Menu
Menu

Pemuatan ganda tidak sama dengan plagiasi. Bagaimana sikap kita?


Oleh: Armin Bell |

Pemimpin Redaksi.


Selain soal resolusi, tahun baru hampir pasti membawa serta hal lain (yang rasanya ingin sekali dibuang tetapi sulit sekali melakukannya): cerita lama.

Dalam dunia tulis menulis, cerita lama yang dibawa adalah tentang plagiasi, tentang tulisan-tulisan yang kehilangan nyawa, tentang media-media yang masih kurang teliti sehingga menyiarkan tulisan yang sesungguhnya sudah disiarkan media lain beberapa waktu sebelumnya. Yang terakhir ini biasa disebut pemuatan ganda atau pemuatan berulang.

Hari terakhir tahun 2019 kemarin, bacapetra.co yang belum genap berusia setahun ini, tiba-tiba masuk dalam pusaran cerita lama itu, tepat di bagian pemuatan ganda/berulang. Saya sedang menyiapkan beberapa hal untuk malam pergantian tahun—topi dan kain songke juga sopi sebab akan ikut acara adat téing hang (memberi makan para leluhur)—ketika saya ditandai seorang kawan di facebook: cerpen yang kami siarkan tanggal 17 Oktober 2019 di bacapetra.co disiarkan kompas.id edisi akhir Desember ini dengan judul yang berbeda. Rasanya tidak enak sekali bahwa hal-hal demikian masih terjadi padahal sebentar lagi tahun baru.

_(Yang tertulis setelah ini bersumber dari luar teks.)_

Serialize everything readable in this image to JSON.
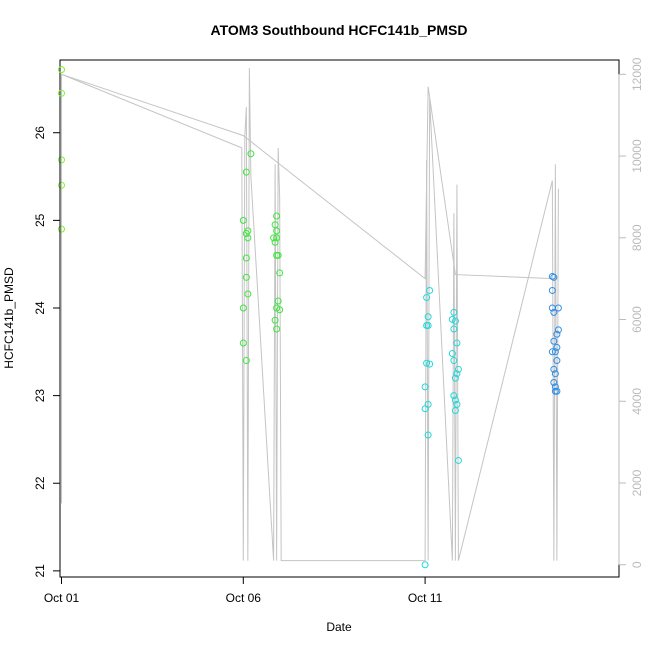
{
  "chart_data": {
    "type": "scatter",
    "title": "ATOM3 Southbound HCFC141b_PMSD",
    "xlabel": "Date",
    "ylabel": "HCFC141b_PMSD",
    "xlim": [
      "2016-09-30T23:00",
      "2016-10-16T08:00"
    ],
    "ylim": [
      20.93,
      26.83
    ],
    "y2lim": [
      -300,
      12350
    ],
    "x_ticks": [
      {
        "label": "Oct 01",
        "value": "2016-10-01T00:00"
      },
      {
        "label": "Oct 06",
        "value": "2016-10-06T00:00"
      },
      {
        "label": "Oct 11",
        "value": "2016-10-11T00:00"
      }
    ],
    "y_ticks": [
      21,
      22,
      23,
      24,
      25,
      26
    ],
    "y2_ticks": [
      0,
      2000,
      4000,
      6000,
      8000,
      10000,
      12000
    ],
    "colors": {
      "frame": "#000000",
      "secondary_axis": "#bbbbbb",
      "secondary_lines": "#c4c4c4",
      "group_1": "#7fef2f",
      "group_2": "#3fe63f",
      "group_3": "#22d8d8",
      "group_4": "#2f8fe6"
    },
    "series": [
      {
        "color": "#7fef2f",
        "points": [
          {
            "x": "2016-10-01T00:00",
            "y": 26.72
          },
          {
            "x": "2016-10-01T00:00",
            "y": 26.45
          },
          {
            "x": "2016-10-01T00:00",
            "y": 25.69
          },
          {
            "x": "2016-10-01T00:00",
            "y": 25.4
          },
          {
            "x": "2016-10-01T00:00",
            "y": 24.9
          }
        ]
      },
      {
        "color": "#3fe63f",
        "points": [
          {
            "x": "2016-10-06T00:00",
            "y": 25.0
          },
          {
            "x": "2016-10-06T02:00",
            "y": 24.85
          },
          {
            "x": "2016-10-06T03:00",
            "y": 24.8
          },
          {
            "x": "2016-10-06T03:00",
            "y": 24.88
          },
          {
            "x": "2016-10-06T02:00",
            "y": 25.55
          },
          {
            "x": "2016-10-06T05:00",
            "y": 25.76
          },
          {
            "x": "2016-10-06T02:00",
            "y": 24.57
          },
          {
            "x": "2016-10-06T02:00",
            "y": 24.35
          },
          {
            "x": "2016-10-06T03:00",
            "y": 24.16
          },
          {
            "x": "2016-10-06T00:00",
            "y": 24.0
          },
          {
            "x": "2016-10-06T00:00",
            "y": 23.6
          },
          {
            "x": "2016-10-06T02:00",
            "y": 23.4
          },
          {
            "x": "2016-10-06T20:00",
            "y": 24.8
          },
          {
            "x": "2016-10-06T21:00",
            "y": 24.75
          },
          {
            "x": "2016-10-06T22:00",
            "y": 24.8
          },
          {
            "x": "2016-10-06T22:00",
            "y": 25.05
          },
          {
            "x": "2016-10-06T21:00",
            "y": 24.95
          },
          {
            "x": "2016-10-06T22:00",
            "y": 24.88
          },
          {
            "x": "2016-10-06T22:00",
            "y": 24.6
          },
          {
            "x": "2016-10-06T23:00",
            "y": 24.6
          },
          {
            "x": "2016-10-07T00:00",
            "y": 24.4
          },
          {
            "x": "2016-10-06T23:00",
            "y": 24.08
          },
          {
            "x": "2016-10-06T22:00",
            "y": 24.0
          },
          {
            "x": "2016-10-07T00:00",
            "y": 23.98
          },
          {
            "x": "2016-10-06T21:00",
            "y": 23.86
          },
          {
            "x": "2016-10-06T22:00",
            "y": 23.76
          }
        ]
      },
      {
        "color": "#22d8d8",
        "points": [
          {
            "x": "2016-10-11T00:00",
            "y": 21.07
          },
          {
            "x": "2016-10-11T02:00",
            "y": 22.55
          },
          {
            "x": "2016-10-11T00:00",
            "y": 22.85
          },
          {
            "x": "2016-10-11T02:00",
            "y": 22.9
          },
          {
            "x": "2016-10-11T00:00",
            "y": 23.1
          },
          {
            "x": "2016-10-11T01:00",
            "y": 23.37
          },
          {
            "x": "2016-10-11T03:00",
            "y": 23.36
          },
          {
            "x": "2016-10-11T01:00",
            "y": 23.8
          },
          {
            "x": "2016-10-11T02:00",
            "y": 23.8
          },
          {
            "x": "2016-10-11T02:00",
            "y": 23.9
          },
          {
            "x": "2016-10-11T01:00",
            "y": 24.12
          },
          {
            "x": "2016-10-11T03:00",
            "y": 24.2
          },
          {
            "x": "2016-10-11T18:00",
            "y": 23.87
          },
          {
            "x": "2016-10-11T19:00",
            "y": 23.95
          },
          {
            "x": "2016-10-11T20:00",
            "y": 23.85
          },
          {
            "x": "2016-10-11T19:00",
            "y": 23.76
          },
          {
            "x": "2016-10-11T21:00",
            "y": 23.6
          },
          {
            "x": "2016-10-11T18:00",
            "y": 23.48
          },
          {
            "x": "2016-10-11T19:00",
            "y": 23.4
          },
          {
            "x": "2016-10-11T22:00",
            "y": 23.3
          },
          {
            "x": "2016-10-11T21:00",
            "y": 23.25
          },
          {
            "x": "2016-10-11T20:00",
            "y": 23.2
          },
          {
            "x": "2016-10-11T19:00",
            "y": 23.0
          },
          {
            "x": "2016-10-11T20:00",
            "y": 22.95
          },
          {
            "x": "2016-10-11T21:00",
            "y": 22.9
          },
          {
            "x": "2016-10-11T20:00",
            "y": 22.83
          },
          {
            "x": "2016-10-11T22:00",
            "y": 22.26
          }
        ]
      },
      {
        "color": "#2f8fe6",
        "points": [
          {
            "x": "2016-10-14T12:00",
            "y": 24.36
          },
          {
            "x": "2016-10-14T13:00",
            "y": 24.35
          },
          {
            "x": "2016-10-14T12:00",
            "y": 24.2
          },
          {
            "x": "2016-10-14T12:00",
            "y": 24.0
          },
          {
            "x": "2016-10-14T13:00",
            "y": 23.95
          },
          {
            "x": "2016-10-14T16:00",
            "y": 24.0
          },
          {
            "x": "2016-10-14T16:00",
            "y": 23.75
          },
          {
            "x": "2016-10-14T15:00",
            "y": 23.7
          },
          {
            "x": "2016-10-14T13:00",
            "y": 23.62
          },
          {
            "x": "2016-10-14T15:00",
            "y": 23.55
          },
          {
            "x": "2016-10-14T12:00",
            "y": 23.5
          },
          {
            "x": "2016-10-14T14:00",
            "y": 23.5
          },
          {
            "x": "2016-10-14T15:00",
            "y": 23.4
          },
          {
            "x": "2016-10-14T13:00",
            "y": 23.3
          },
          {
            "x": "2016-10-14T14:00",
            "y": 23.25
          },
          {
            "x": "2016-10-14T13:00",
            "y": 23.15
          },
          {
            "x": "2016-10-14T14:00",
            "y": 23.1
          },
          {
            "x": "2016-10-14T14:00",
            "y": 23.05
          },
          {
            "x": "2016-10-14T15:00",
            "y": 23.05
          }
        ]
      }
    ],
    "secondary_lines": [
      {
        "name": "spikes",
        "x": [
          "2016-10-01T00:00",
          "2016-10-01T00:00",
          "2016-10-05T23:00",
          "2016-10-06T00:00",
          "2016-10-06T01:00",
          "2016-10-06T02:00",
          "2016-10-06T03:00",
          "2016-10-06T04:00",
          "2016-10-06T05:00",
          "2016-10-06T20:00",
          "2016-10-06T21:00",
          "2016-10-06T22:00",
          "2016-10-06T23:00",
          "2016-10-07T00:00",
          "2016-10-07T01:00",
          "2016-10-11T00:00",
          "2016-10-11T01:00",
          "2016-10-11T02:00",
          "2016-10-11T03:00",
          "2016-10-11T18:00",
          "2016-10-11T19:00",
          "2016-10-11T20:00",
          "2016-10-11T21:00",
          "2016-10-11T22:00",
          "2016-10-14T12:00",
          "2016-10-14T13:00",
          "2016-10-14T14:00",
          "2016-10-14T15:00",
          "2016-10-14T16:00"
        ],
        "y": [
          1500,
          12000,
          10200,
          100,
          10500,
          11200,
          100,
          12150,
          9500,
          100,
          9800,
          100,
          10200,
          9000,
          100,
          100,
          9900,
          100,
          11400,
          100,
          8600,
          100,
          9300,
          100,
          9400,
          100,
          9800,
          100,
          9200
        ]
      },
      {
        "name": "trend",
        "x": [
          "2016-10-01T00:00",
          "2016-10-06T00:00",
          "2016-10-11T00:00",
          "2016-10-11T02:00",
          "2016-10-11T20:00",
          "2016-10-14T13:00"
        ],
        "y": [
          12000,
          10500,
          7000,
          11700,
          7100,
          7000
        ]
      }
    ]
  }
}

Namun begitulah. Dan memang begitu. Kau harus tetap menyiapkan diri untuk kemungkinan bahwa hal-hal yang ingin kau tinggalkan di tahun yang lama karena mereka tidak cukup baik, sebagian akan tetap ‘menemanimu’ di tahun yang baru. Meski tidak sebanyak gulma di musim hujan, kau pasti tahu kalau dengan setitik saja nila tetap mampu merusak susu sebelanga. Tentu saja perihal pemuatan ganda/berulang tadi tidak seganas nila pada susu daya rusaknya, tetap saja dia membuat sedikit keruh hari terakhir saya di 2019 itu.

Saya punya pilihan-pilihan termasuk mengabaikannya peristiwa itu. Toh bacapetra.co adalah media pertama yang menyiarkan cerpen itu. Bahwa ada media lain yang melakukannya kemudian, itu salah mereka. Hanya saja, rasanya tidak baik mengabaikan hal-hal demikian; tidak ada yang benar-benar selesai dengan pengabaian, bukan? Harus ada usaha meluruskan cerita itu agar tidak berujung pada tudingan-tudingan, diskusi-diskusi tak produktif, dan jika mungkin menghentikan perulangannya di hari-hari yang akan datang. Maka saya ikut berkomentar. Di kolom komentar akun facebook seseorang yang pertama kali menyiarkan kabar pemuatan ganda itu. “wah… kok penulisnya bisa begitu ya? sayang sekali.” Saya menulis begitu.

Penulis cerpen itu, yang di bacapetra.co disiarkan dengan judul “Parasit”, segera menghubungi saya. Mengabarkan kisah sesungguhnya di balik pemuatan ganda itu.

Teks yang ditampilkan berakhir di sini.